A History of Rob Thomas Concerts

I’m trying to remember all the times I’ve seen RT (with or without Matchbox Twenty) play. I know the first time was in 2000 out at Amherst College. It was in a gymnasium, SRO, but we were able to get pretty close to the stage. Matchbox Twenty was touring for Mad Season at the time, and they were my favorite band—I’d never felt as strongly about a band as I did for them at the time—so (embarrassing as it is), I stood there with tears running down my face, I was so happy to see them. Later I was moved enough to post on a message board (my name was “yukitouya” at the time because I was into animé) that it was for me what seeing The Beatles was like for my mother.

Well, live a little longer and you get a different perspective on life, but I still do love Rob and the boys. In 2003 I would see them again for the More Than You Think You Are tour. That time they were at the Fleet Center (now TD Garden). Sugar Ray opened, IIRC, and it was clear the band had more of a budget as there was more flash and bang in the show. But weirdly, I find that doesn’t suit them as much.

In 2004 I started a blog called “Letters to Rob” in which, over the course of a year, I wrote open letters to Rob and his bandmates. (Though the site is no more, a PDF version is under my Bibliography under Books.) It got picked up by the Atlantic message boards and stands as my little slice of fangirldom. Rob would come out with Something To Be, and I would end up seeing him both at the Avalon on Lansdowne Street (now gone) and at a charity show at the China Club in NYC.

I think, after that, the next time I saw Matchbox Twenty was at a Mix Fest or something of that sort. This would have been when the Exile on Mainstream EP was released.

Then Rob again, solo, in 2009 in Boston for the Cradlesong show. I ended up sitting next to his son and his son’s friend. And we saw him play at Mohegan Sun towards the end of 2011. And a couple years ago I took my own son to see Goo Goo Dolls and Matchbox Twenty at the Concord, CA show.

Finally, last night we saw Rob on his Great Unknown tour at the Mountain Winery in Saratoga, CA. Another great show.

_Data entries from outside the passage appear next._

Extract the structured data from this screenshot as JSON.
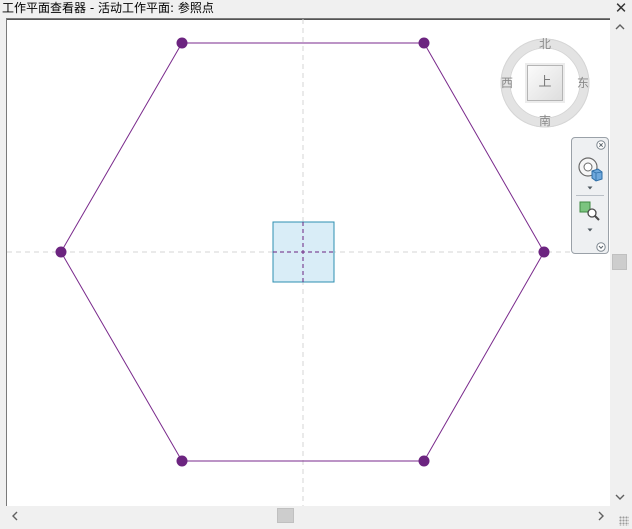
{
  "window": {
    "title": "工作平面查看器 - 活动工作平面: 参照点",
    "close_glyph": "✕"
  },
  "view_cube": {
    "face_label": "上",
    "north": "北",
    "south": "南",
    "east": "东",
    "west": "西"
  },
  "navigation_bar": {
    "tools": [
      "steering-wheel",
      "zoom-region"
    ]
  },
  "drawing": {
    "shape": "hexagon",
    "vertex_count": 6,
    "line_color": "#7a2a8c",
    "vertex_color": "#6c2480",
    "reference_plane_fill": "#d9edf7",
    "reference_plane_border": "#2d8fb0",
    "guide_color": "#d0d0d0"
  },
  "scrollbars": {
    "vertical": true,
    "horizontal": true
  }
}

So what does that come to? Nine total? I’ve seen Rob more than any other artist. Even if I count the solo shows (5), or the Matchbox Twenty shows (4) separately, it comes to more than any other. Well, I think the MB20 shows tie Train, which I’ve also seen 4 times now.

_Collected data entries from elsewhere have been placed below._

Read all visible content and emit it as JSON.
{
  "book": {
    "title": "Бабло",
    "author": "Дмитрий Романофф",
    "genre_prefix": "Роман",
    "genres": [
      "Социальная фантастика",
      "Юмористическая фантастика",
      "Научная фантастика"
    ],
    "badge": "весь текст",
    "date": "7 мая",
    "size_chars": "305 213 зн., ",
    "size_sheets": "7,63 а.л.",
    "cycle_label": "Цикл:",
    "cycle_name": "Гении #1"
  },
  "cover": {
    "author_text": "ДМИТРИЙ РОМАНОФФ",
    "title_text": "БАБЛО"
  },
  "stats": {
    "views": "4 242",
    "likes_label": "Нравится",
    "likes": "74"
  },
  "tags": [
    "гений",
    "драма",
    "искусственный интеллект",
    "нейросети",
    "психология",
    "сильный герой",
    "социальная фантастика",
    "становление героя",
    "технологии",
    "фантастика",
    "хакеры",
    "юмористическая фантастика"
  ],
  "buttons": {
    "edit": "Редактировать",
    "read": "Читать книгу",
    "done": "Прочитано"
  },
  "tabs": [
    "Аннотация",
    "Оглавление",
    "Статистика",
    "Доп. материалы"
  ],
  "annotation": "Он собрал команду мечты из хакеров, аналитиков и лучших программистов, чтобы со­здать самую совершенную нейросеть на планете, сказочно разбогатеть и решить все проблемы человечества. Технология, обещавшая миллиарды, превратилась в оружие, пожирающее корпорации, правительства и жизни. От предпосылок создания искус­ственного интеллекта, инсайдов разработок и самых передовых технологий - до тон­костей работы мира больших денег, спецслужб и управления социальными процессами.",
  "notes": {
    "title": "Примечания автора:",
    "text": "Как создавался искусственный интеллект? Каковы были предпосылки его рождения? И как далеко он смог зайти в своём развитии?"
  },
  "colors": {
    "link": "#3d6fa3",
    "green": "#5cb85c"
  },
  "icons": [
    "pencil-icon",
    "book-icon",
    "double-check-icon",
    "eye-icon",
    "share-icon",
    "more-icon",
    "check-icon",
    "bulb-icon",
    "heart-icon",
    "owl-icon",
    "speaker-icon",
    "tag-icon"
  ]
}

I’m not sure why I’m posting this retrospective except maybe as a means to ground myself. I was wondering the other day about the trajectory of fandom and at what point (if ever) people “grow out of” or at least begin to mature . . . Which isn’t to say they don’t still like things, but they have more perspective, maybe, or are more discerning, or “gush” less . . . What keeps a person coming back versus the point at which they walk away from a band or a TV show . . . I guess it depends on the purpose these things serve in a person’s life. When a show or artist fills a kind of emotional or psychological need in a person, plugs a perceived hole in them, the person may become fanatical. But if (a) the show or artist ceases to plug the hole, or (b) the hole closes or the need is otherwise filled, then the grip loosens.

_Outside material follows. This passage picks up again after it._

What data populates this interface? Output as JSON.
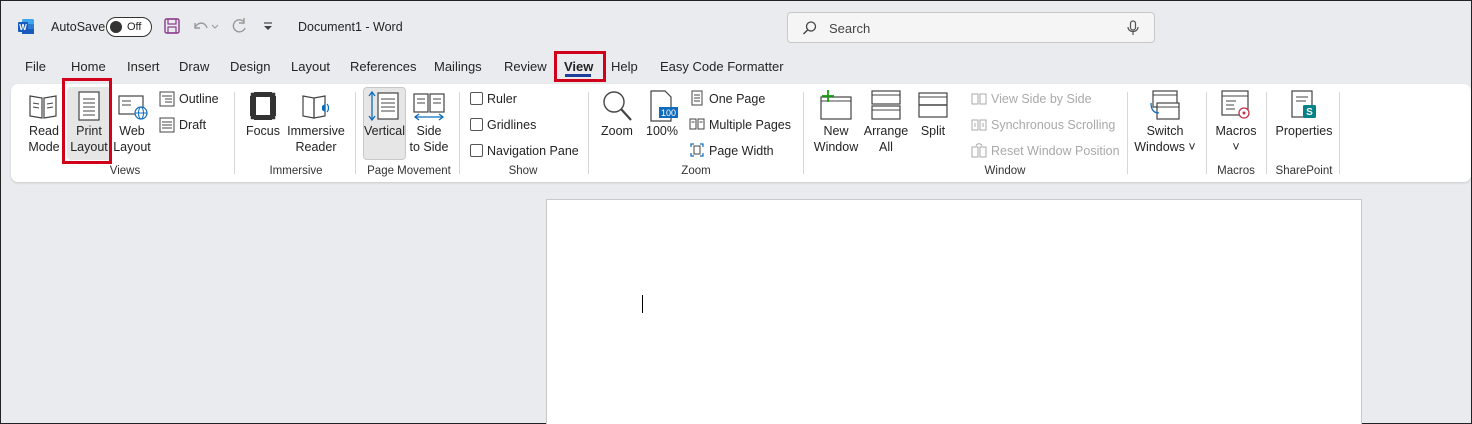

Or maybe the hole changes shape. I still enjoy Rob and Matchbox Twenty, and their music still speaks to me on some levels, though not the way it did when I was in college. And some of their songs also take me back to other times, bring back memories. That’s another kind of service these things provide: milestones and markers of who we used to be.

I don’t know if I have a point here. It’s more a musing. I studied fan psychology as an undergrad, and so these things continue to interest me. Of course, one isn’t required to have a reason for liking something. And one isn’t required to defend themselves for liking (or not liking). But it is amazing how strongly people feel about these things—what they like and don’t like. There’s no right answer, no one fit for everyone, yet we still love to argue and debate the merits and lack thereof of what we love and hate and why. Internet message boards overflow with just such arguments.

I outgrew The X-Files at some point (though I’ll still check out the reboot), and I don’t enjoy Doctor Who that much any more, but I do still love Rob and Matchbox Twenty. I take a lot of flak for that, but whatever. Sometimes there really is no accounting for what we enjoy. It is what it is.